Никто не ответил ему, и не потому, что не услышал, а потому, что и Ахмад, и атабек прониклись душевным состоянием правителя Хазарии и посчитали невозможным потревожить тихое, ни к чему не влекущее состояние покоя, которое приходит к военачальнику лишь в те мгновения, когда он может сказать о себе: я сделал все, что мог, и даже больше, чем мог…

— Тысяч пятьдесят, я думаю, — все так же негромко, точно бы прислушиваясь к звучанию собственного голоса, сказал Песах. — Впрочем, про это доносили и доглядчики Свенельда. — Со вниманием посмотрел на везиря. — А у нас? Тысяч семьдесят? Да еще в Итиле тысяч двадцать. Так?

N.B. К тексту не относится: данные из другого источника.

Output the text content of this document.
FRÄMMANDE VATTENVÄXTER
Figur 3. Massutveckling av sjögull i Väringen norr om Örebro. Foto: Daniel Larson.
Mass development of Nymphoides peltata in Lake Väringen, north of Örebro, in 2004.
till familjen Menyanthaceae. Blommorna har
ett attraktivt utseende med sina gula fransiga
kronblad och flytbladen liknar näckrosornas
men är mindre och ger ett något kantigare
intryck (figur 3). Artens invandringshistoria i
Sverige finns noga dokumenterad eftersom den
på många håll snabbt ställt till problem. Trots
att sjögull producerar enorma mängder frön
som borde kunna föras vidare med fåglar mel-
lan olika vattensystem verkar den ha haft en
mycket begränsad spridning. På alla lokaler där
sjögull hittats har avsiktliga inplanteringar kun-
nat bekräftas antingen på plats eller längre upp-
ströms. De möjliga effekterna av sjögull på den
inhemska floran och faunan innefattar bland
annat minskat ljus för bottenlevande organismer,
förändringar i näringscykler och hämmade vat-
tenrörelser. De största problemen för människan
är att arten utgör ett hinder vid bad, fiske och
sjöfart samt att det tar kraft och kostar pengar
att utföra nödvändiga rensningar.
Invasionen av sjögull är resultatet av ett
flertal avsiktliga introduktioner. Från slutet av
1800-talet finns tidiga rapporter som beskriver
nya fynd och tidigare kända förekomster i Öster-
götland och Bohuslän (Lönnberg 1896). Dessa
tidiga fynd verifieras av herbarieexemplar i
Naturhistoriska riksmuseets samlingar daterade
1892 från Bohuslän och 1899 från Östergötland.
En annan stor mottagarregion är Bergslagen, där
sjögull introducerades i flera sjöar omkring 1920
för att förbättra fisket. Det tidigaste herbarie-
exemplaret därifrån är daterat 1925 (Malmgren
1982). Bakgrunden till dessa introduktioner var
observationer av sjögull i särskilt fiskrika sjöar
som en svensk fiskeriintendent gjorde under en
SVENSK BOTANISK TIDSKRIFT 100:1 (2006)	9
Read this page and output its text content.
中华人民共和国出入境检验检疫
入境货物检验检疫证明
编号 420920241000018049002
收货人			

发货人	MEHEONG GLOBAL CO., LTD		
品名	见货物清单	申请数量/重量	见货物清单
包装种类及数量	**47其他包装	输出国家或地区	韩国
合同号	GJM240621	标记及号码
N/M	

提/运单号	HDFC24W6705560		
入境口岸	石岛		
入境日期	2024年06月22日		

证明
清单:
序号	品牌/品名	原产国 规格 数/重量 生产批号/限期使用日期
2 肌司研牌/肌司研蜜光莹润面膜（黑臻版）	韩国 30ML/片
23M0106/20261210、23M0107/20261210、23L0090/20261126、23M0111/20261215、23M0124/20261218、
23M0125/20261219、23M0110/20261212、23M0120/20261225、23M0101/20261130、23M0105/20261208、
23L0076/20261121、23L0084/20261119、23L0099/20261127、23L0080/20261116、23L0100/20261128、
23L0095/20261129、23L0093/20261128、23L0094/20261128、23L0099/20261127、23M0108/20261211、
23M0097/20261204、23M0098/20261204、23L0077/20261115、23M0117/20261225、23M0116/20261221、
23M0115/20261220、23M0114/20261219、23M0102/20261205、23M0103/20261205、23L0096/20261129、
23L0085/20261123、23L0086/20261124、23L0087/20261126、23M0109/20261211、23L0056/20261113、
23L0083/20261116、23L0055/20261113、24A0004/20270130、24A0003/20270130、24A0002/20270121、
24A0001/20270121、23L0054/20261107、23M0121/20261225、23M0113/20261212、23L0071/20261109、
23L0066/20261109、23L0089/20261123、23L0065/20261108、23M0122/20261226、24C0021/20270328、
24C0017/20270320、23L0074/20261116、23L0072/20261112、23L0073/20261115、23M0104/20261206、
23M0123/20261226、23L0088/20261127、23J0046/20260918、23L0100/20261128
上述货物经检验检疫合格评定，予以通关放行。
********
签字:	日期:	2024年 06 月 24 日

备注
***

Везирь кивнул. Но вдруг тень пробежала по его худому, бледно-синему, как бы даже бескровному лицу, и он сказал про то, о чем хотел бы умолчать, но подумал, что про это все равно узнается, а коль скоро узнается позже, то и могут обвинить его в сокрытии правды, и тогда уж точно ему не миновать черной сабли палача.

— Нет, мой повелитель, — дрогнувшим голосом сказал Ахмад. — Теперь уже не двадцать — десять тысяч. Россы Свенельда поутру ушли из Итиля. Но не к кагану Руси — в море…

Песах как будто не услышал, и мускул не дрогнул в холодном лице его, и даже пуще, в какой-то момент Ахмаду, с робостью наблюдавшему за правителем, почудилось, что тот не только не расстроен, но даже доволен, что россы, в свое время правитель зазвал их в Хазарию для борьбы с ясами и касогами, ушли. Песах и в самом деле испытал едва ли не облегчение: не хотел бы он иметь у себя за спиной россов, пусть даже и поклявшихся ему в верности, и уже давно подумывал о том, как расправиться с ними, да все откладывал, полагая, что еще не время… Ну, а теперь-то что же мешает поступить так, как он считает нужным? Странно, что он почувствовал это именно в тот момент, когда россы опускали в воду лодьи. А впрочем, почему же странно? Не есть ли человек — камушек, вброшенный в пространство реки, не равен ли он тем, что оказались возле него, такие же слабые и безвольные, не способные выгрести на волну, чтобы увидеть безмерность мира? Так они и пребудут один подле другого многие леты, пока вода не обратит их в пыль, да не в ту, что проносится над караванными тропами и нередко сулит надежду страждущему, а в водную, отягощенную безвременьем, не способную к сотворению и слабой жизни? Да, человек — камушек, вброшенный в пространство реки. Но он не один там, рядом его собратья по несчастью. Это и помогает им не сразу утерять себя, а хотя бы немного, пока не остыло в них вплетенное солнечными лучами тепло, понимать не только в своей судьбе.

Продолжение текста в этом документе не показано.